Bild: Will, dass Abbrüche in den ersten drei Monaten legal sind: Sachsens Just…
Berlin taz | Die Ampelkoalition trödelt, nun machen drei Bundesländer
Druck: Auf der am Mittwoch beginnenden Justizministerkonferenz (JuMiKo)
wollen Niedersachsen, Sachsen und Hamburg eine Initiative zur
Liberalisierung des Abtreibungsrechts einbringen.

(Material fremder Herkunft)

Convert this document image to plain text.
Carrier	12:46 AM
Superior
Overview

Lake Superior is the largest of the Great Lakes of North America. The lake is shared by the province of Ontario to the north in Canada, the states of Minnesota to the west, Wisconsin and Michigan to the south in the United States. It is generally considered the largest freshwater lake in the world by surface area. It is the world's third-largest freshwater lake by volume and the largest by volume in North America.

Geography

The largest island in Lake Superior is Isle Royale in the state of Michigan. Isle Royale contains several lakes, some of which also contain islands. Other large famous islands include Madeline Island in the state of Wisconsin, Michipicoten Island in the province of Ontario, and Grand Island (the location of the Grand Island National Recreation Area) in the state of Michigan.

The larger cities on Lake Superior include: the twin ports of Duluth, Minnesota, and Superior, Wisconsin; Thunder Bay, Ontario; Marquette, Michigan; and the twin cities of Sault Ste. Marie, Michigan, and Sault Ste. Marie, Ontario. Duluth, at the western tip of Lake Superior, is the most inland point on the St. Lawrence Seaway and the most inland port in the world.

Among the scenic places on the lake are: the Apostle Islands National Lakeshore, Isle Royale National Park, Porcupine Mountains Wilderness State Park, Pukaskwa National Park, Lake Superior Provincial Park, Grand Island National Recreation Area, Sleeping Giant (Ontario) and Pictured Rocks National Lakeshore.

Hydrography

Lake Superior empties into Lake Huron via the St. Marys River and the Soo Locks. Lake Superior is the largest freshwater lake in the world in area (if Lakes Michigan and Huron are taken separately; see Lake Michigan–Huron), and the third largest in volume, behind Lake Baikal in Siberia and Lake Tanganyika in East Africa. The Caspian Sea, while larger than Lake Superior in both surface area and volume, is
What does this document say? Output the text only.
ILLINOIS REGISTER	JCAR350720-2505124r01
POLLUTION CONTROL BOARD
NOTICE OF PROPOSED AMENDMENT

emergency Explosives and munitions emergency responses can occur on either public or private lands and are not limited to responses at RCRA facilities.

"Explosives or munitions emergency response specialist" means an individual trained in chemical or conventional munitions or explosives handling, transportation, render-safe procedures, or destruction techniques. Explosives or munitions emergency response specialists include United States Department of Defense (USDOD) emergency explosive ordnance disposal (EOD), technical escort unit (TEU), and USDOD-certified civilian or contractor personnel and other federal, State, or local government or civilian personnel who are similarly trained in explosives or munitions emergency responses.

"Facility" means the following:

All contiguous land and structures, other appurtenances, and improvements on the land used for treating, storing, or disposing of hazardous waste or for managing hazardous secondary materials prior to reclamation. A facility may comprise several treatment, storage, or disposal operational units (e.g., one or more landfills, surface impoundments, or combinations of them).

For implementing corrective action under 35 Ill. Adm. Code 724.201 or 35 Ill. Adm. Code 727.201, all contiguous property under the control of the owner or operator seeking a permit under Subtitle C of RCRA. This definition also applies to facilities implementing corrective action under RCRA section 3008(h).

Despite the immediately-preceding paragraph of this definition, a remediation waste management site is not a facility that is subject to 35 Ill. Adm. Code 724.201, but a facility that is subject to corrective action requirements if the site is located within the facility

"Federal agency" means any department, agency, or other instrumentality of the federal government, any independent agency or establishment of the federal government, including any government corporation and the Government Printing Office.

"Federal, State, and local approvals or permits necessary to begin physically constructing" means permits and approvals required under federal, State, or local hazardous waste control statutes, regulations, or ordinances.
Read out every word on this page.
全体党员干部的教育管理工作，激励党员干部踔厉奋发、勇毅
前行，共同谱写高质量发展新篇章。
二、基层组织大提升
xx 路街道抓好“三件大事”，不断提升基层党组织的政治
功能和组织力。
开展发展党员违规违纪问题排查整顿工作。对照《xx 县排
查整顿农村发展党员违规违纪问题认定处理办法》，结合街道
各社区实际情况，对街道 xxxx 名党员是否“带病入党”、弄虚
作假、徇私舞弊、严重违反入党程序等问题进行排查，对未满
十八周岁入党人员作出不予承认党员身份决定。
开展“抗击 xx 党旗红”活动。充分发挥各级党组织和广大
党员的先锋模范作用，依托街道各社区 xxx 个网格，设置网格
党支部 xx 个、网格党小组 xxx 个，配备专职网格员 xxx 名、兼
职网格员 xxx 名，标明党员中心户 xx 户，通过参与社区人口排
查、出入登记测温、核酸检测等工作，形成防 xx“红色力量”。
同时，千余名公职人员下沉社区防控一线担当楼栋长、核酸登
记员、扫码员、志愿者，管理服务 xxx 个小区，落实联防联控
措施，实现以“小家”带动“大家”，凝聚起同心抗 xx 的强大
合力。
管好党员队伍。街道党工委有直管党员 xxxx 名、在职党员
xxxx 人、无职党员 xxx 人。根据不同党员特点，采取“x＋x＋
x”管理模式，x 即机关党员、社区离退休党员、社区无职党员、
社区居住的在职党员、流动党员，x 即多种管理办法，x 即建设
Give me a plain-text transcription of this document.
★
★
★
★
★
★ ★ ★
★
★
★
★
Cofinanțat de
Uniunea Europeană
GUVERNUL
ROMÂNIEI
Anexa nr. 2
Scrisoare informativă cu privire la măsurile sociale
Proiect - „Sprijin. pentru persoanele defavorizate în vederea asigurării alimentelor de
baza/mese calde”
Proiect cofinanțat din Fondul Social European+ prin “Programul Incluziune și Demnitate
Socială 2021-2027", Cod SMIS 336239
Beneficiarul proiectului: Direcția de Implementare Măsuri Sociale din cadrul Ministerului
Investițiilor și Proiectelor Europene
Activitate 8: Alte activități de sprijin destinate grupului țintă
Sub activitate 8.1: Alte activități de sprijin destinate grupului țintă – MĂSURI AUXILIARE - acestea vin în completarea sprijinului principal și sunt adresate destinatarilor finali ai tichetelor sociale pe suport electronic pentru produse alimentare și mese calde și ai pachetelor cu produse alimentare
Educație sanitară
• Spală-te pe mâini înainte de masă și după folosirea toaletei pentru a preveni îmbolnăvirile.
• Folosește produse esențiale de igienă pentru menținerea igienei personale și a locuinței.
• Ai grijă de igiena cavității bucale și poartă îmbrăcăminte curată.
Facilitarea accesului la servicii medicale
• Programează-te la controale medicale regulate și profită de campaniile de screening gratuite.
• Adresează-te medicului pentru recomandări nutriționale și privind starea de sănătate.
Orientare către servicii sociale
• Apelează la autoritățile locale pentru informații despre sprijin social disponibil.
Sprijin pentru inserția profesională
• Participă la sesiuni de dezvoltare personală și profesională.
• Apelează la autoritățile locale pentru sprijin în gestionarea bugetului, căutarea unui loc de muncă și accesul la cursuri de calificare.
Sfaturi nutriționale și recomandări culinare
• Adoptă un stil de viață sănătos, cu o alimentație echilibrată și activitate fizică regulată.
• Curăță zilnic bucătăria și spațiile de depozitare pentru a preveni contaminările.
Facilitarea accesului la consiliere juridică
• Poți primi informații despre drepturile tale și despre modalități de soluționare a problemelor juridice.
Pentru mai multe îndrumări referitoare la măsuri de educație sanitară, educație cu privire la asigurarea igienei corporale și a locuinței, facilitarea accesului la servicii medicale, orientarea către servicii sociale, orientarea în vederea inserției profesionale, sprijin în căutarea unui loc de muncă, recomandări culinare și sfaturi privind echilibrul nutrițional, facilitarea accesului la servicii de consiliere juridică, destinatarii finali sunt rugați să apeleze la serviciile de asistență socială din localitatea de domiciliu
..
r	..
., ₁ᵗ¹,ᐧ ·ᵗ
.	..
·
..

Demnach sollen die Justizminister*innen die Bundesregierung
auffordern, Schwangerschaftsabbrüche zumindest in den ersten drei Monaten
zu legalisieren. „Beim Schwangerschaftsabbruch handelt es sich um eine
höchstpersönliche Entscheidung, die in der Frühphase der Schwangerschaft –
ohne staatliche Einmischung – allein der Schwangeren vorbehalten sein
sollte“, heißt es in dem Antrag.
Hintergrund ist der Bericht einer Expert*innenkommission, die im Auftrag
der Bundesregierung ein Jahr lang Alternativen zum derzeitigen
Abtreibungsrecht geprüft und sich klar für eine Liberalisierung
ausgesprochen hat.
Bislang sind Abbrüche in Deutschland verboten. Wenn sie in den ersten zwölf
Wochen nach Befruchtung stattfinden, die Schwangere sich einer Beratung
unterzogen und danach drei Tage Wartefrist verstreichen hat lassen, bleiben
sie jedoch straffrei. Diese „grundsätzliche Rechtswidrigkeit“, [1][so die
Expert*innenkommission,] sei nach eingehender verfassungs- und
völkerrechtlicher Prüfung zumindest in der Frühphase der Schwangerschaft
„nicht haltbar“.
## Anlass zum Handeln
Die Ampelkoalition hatte [2][verhalten auf den Bericht reagiert]. Man müsse
nun prüfen, hieß es einhellig – obwohl mit SPD und Grünen zwei der drei
Koalitionspartner die Abschaffung von Paragraf 218 Strafgesetzbuch in ihren
Wahlprogrammen gefordert hatten.
Das wollen die Justizministerinnen der drei einbringenden Länder offenbar
nicht einfach hinnehmen: Es bestehe „aktueller Anlass, die Liberalisierung
des Rechts des Schwangerschaftsabbruchs“ umzusetzen, heißt es in dem
Antrag. Ebenso wird ein „Rechtsanspruch auf Beratung bei (ungewollter)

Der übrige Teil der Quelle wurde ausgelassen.